To summarize, the clinical presentation and complication rates of chicken pox in cancer patients who were on active chemotherapy are similar to the normal population. The recovery from a varicella infection and complications may be delayed in patients with neutropenia. The varicella infection causes a therapy delay in 70% of patients. Aggressive antiviral therapy, supportive care and isolation of the index cases remain the backbone of treatment.
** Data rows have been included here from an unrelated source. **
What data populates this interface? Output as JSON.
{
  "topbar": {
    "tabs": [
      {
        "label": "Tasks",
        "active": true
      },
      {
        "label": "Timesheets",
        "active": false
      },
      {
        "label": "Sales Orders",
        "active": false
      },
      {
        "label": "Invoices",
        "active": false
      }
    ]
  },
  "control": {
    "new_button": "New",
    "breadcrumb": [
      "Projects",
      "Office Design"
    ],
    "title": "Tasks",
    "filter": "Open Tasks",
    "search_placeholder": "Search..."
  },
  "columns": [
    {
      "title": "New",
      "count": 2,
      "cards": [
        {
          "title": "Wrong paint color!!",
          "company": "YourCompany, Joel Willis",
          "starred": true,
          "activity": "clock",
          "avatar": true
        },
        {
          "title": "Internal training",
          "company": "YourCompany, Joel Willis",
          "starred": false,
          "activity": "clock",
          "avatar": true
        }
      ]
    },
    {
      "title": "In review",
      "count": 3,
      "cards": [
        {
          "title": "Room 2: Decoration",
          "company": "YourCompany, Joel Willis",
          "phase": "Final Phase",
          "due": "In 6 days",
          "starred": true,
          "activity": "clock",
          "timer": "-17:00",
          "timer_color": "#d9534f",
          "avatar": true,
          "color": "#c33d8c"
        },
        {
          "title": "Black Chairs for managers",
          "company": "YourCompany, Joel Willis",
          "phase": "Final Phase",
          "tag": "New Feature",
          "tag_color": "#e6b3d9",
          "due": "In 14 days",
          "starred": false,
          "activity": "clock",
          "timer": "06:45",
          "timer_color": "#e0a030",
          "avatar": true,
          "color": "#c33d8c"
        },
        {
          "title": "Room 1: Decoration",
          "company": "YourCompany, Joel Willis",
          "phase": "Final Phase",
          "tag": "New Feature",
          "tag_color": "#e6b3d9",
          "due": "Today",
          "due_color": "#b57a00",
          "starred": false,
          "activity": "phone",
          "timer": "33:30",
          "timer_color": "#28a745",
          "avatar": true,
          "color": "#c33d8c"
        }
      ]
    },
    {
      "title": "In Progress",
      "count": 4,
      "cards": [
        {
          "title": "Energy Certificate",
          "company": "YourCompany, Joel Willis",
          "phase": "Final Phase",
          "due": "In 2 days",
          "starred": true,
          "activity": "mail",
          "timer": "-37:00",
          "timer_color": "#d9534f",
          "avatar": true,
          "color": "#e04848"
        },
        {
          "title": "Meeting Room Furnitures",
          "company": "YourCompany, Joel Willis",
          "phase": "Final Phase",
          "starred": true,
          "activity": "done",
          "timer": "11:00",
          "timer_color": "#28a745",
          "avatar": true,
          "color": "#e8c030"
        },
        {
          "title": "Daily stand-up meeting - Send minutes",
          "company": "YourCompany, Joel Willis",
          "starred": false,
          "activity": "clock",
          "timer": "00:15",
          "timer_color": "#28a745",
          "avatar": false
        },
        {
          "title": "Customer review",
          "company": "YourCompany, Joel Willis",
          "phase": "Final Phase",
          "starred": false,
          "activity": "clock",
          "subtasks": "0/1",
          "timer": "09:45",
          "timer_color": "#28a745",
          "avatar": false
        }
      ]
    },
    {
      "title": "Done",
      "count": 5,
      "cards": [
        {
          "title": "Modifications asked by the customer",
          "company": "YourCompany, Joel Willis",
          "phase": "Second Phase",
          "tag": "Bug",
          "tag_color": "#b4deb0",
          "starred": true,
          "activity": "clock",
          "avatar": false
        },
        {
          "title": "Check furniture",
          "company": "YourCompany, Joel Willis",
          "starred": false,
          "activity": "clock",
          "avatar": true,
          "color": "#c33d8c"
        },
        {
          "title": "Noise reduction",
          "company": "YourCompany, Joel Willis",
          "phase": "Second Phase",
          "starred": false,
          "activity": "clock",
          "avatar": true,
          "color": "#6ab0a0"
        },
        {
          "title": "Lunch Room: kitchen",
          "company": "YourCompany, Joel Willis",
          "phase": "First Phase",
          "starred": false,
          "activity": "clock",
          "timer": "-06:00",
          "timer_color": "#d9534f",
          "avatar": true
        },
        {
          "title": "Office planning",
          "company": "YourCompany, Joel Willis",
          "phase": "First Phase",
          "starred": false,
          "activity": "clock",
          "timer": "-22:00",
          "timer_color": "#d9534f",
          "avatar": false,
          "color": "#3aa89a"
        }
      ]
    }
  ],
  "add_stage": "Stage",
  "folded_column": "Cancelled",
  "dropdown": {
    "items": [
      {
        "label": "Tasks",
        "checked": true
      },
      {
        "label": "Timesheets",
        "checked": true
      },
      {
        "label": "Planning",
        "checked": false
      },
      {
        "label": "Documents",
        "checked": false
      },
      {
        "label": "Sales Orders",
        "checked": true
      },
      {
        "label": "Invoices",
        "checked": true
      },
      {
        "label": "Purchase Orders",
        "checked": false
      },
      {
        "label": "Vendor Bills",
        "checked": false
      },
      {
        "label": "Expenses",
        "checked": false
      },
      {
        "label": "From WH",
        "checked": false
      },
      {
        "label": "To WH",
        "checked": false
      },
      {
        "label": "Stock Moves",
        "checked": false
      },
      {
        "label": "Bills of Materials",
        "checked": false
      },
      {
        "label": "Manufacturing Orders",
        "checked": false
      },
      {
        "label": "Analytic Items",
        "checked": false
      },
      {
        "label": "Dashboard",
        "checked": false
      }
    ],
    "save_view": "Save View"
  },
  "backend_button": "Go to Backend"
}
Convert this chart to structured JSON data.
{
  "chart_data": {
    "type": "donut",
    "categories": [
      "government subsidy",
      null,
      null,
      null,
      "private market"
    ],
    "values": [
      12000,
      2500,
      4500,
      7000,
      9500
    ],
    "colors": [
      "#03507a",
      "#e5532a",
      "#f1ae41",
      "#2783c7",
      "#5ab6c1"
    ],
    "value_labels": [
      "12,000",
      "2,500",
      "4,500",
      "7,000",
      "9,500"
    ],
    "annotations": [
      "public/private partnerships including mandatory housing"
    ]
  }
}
Our data had a small number of patients and was a retrospective analysis. Patients were randomly selected and the patient group was heterogeneous, including both adult and pediatric patients with solid tumors or hematolymphoid malignancies. A strength of our analysis includes the fact that it describes the complications of a chicken pox infection in patients with malignancies receiving active therapy. It also discusses the differential effects of neutropenia, tumor type, age of patients and the presence of comorbidities on the patients’ ability to recover from a chicken pox infection. This paper describes the delays in chemotherapy and radiotherapy treatment due to a varicella infection. Most importantly, the inclusion of adult solid tumor patients and the descriptions of their clinical courses and complications when they develop a varicella infection while on active anti-tumor therapy is unique.